24th World Conference
Lessons from 2040 Social Innovation in Flanders Belgium
This paper will present the pragmatic culmination of findings from a research project undertaken by Open Time AFR in 2017-2021 in partnership with a Brussels-based social innovation non-profit organization. Mindful of the overarching research question, ‘how can an NGO motivate and involve different actors in society in social innovation – regardless of socio-economic, financial, ecological … societal circumstances?’, the overall intent was to gather relevant lessons and nuances for strengthening/implementing contemporary social innovation – obtained via various collective and co-creative futures processes.

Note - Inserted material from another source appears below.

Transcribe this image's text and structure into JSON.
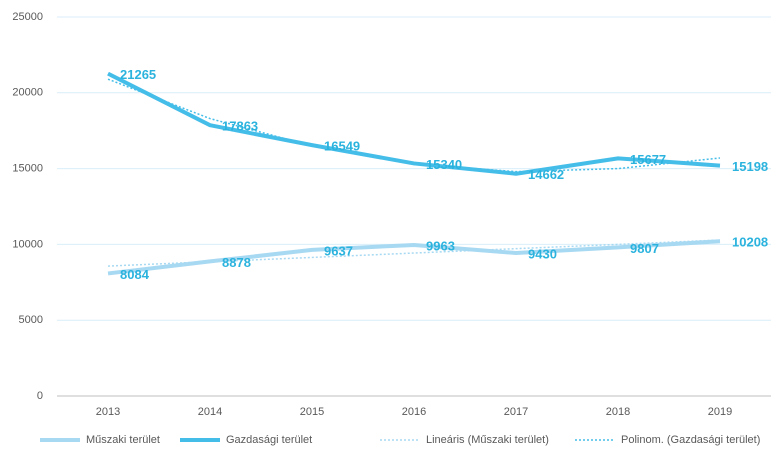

In methodological order, following immersion into the domain, (1) a contemporary Horizon Scan was conducted, followed by (2) the development of 4 alternative 2040 futures scenarios conform UH Manoa Generic Futures, to then allow college students and social entrepreneurs to being placed within these 4 scenarios via (3) the deployment of the Shuffle the Future online serious game developed by Open Time. Navigation in these predetermined futures allowed players/participants to critically contemplate social innovation and entrepreneurship in their respective and diverse new 2040 realities.
The analysis of results, partially also incorporating COVID-19 taking ‘over’ society (and igniting innovation?), will allow the broader audience to receive insight into this Flemish case-study from a procedural and qualitative standpoint. Substantive conclusions touch upon loneliness, digital connectivity, open/public spaces, community involvement, apathy, fragmented political structures, universal basic income, education, … while from a procedural and content-perspective, there is no denying that ‘forcing’ participants into a set (generic) future scenario ensures an innovative attitude; yet the consensus was clear that players much prefer to being involved in the actual creation of the(ir) future(s).